Triangle of Sadness est le premier long métrage en anglais de Ruben Östlund, de passage cette semaine au 60e New York Film Festival. « Ça me semblait naturel, lorsque je parlais du sujet du film avec ma femme, qu’il soit en anglais. Elle a été élevée en Australie et en Allemagne et nous parlons ensemble en anglais. Bien sûr, j’avais aussi envie de rejoindre un plus large public après la Palme d’or à The Square. Comme ça s’était bien passé avec Elizabeth Moss et Dominic West [acteurs de son précédent film], despite my fears, I thought it was possible. »

“Let’s not be too influenced”

The Swede is not, however, insensitive to the harmful effects of globalization and the omnipresence of American culture. “Sweden is a very Americanized society. My daughters are 20 years old and they knew how to speak English since the age of 12 because they watched American TV. But we must continue the fight! Let’s not be too influenced,” he says, fist raised, when I tell him that Quebec is obviously facing the same threat.

Ruben Östlund is a filmmaker who does not leave anyone indifferent. His third feature film, Playwhich is interested in systemic racism, had sparked a lively controversy in Sweden.

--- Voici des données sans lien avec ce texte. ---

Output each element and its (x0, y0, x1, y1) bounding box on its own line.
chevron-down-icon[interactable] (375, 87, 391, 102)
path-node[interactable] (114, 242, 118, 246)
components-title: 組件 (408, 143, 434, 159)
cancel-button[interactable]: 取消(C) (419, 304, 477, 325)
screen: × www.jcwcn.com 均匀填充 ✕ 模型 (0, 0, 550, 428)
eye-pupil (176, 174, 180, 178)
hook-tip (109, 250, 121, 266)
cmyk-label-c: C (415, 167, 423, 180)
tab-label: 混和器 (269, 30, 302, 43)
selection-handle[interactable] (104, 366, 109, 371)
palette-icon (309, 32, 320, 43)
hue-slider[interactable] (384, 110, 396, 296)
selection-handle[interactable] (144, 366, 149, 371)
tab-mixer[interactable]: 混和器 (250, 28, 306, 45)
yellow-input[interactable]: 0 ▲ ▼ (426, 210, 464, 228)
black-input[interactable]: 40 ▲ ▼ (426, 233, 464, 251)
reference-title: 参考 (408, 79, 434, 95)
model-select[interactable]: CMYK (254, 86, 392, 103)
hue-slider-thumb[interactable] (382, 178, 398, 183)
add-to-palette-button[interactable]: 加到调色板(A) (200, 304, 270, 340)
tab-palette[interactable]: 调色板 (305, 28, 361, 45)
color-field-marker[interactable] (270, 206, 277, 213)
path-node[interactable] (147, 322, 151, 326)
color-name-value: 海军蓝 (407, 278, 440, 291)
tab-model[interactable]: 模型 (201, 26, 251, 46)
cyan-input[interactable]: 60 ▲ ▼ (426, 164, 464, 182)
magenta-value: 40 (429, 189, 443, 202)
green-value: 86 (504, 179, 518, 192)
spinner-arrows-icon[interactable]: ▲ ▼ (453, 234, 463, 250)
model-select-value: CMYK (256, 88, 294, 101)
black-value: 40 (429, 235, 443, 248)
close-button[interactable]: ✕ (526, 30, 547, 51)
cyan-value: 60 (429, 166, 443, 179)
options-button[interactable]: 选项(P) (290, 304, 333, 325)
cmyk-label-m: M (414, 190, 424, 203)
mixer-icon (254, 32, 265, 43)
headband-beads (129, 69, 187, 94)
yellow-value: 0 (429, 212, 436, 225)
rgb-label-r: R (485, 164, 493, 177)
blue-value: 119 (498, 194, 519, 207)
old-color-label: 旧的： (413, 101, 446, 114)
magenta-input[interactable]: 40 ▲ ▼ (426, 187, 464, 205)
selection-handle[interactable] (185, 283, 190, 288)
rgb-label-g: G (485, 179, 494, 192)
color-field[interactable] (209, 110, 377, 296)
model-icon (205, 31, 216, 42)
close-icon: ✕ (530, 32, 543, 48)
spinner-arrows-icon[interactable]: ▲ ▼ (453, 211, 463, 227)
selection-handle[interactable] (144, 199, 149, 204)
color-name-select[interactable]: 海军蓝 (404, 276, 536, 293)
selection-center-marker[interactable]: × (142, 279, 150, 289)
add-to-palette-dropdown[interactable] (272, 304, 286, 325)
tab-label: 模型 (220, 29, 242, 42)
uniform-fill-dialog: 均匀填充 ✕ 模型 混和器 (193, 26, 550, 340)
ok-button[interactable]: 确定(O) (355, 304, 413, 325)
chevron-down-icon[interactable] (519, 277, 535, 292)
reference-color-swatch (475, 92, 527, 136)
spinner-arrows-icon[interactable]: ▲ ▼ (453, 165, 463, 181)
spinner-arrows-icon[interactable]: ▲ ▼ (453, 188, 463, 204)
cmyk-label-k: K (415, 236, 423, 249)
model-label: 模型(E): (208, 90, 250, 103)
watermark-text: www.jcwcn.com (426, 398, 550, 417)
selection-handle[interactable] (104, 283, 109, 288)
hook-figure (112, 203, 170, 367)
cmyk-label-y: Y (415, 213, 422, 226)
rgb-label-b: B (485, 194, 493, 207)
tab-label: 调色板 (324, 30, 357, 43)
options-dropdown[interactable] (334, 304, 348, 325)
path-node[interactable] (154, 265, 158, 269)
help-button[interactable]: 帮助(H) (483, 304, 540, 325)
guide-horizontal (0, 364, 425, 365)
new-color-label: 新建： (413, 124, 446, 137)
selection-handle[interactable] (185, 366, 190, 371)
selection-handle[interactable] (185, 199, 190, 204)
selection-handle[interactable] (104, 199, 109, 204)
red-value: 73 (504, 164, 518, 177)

And like The Square in 2017, Triangle of Sadness was booed by some journalists when he was awarded the Palme d’Or at Cannes last May. “I think it’s the absence of sentimentality that they may not appreciate,” believes the filmmaker, who likes to hold up a mirror to the public that does not reflect a flattering image.

“I hate sentimentality,” he said. I don’t like people feeling sorry for themselves. I don’t like mushy stories, with virtuous underdog characters who win in the end. I’m more interested in our failures as human beings. I like how sociology can demonstrate how one fails, not pointing the finger at individuals to humiliate or blame them, but to analyze the context of a situation. This is perhaps a contrast to conventional cinema, which aspires for the audience to identify with a hero and for the good guys to defeat the bad guys. »

The Triangle of Sadness will be screened in Montreal starting October 14.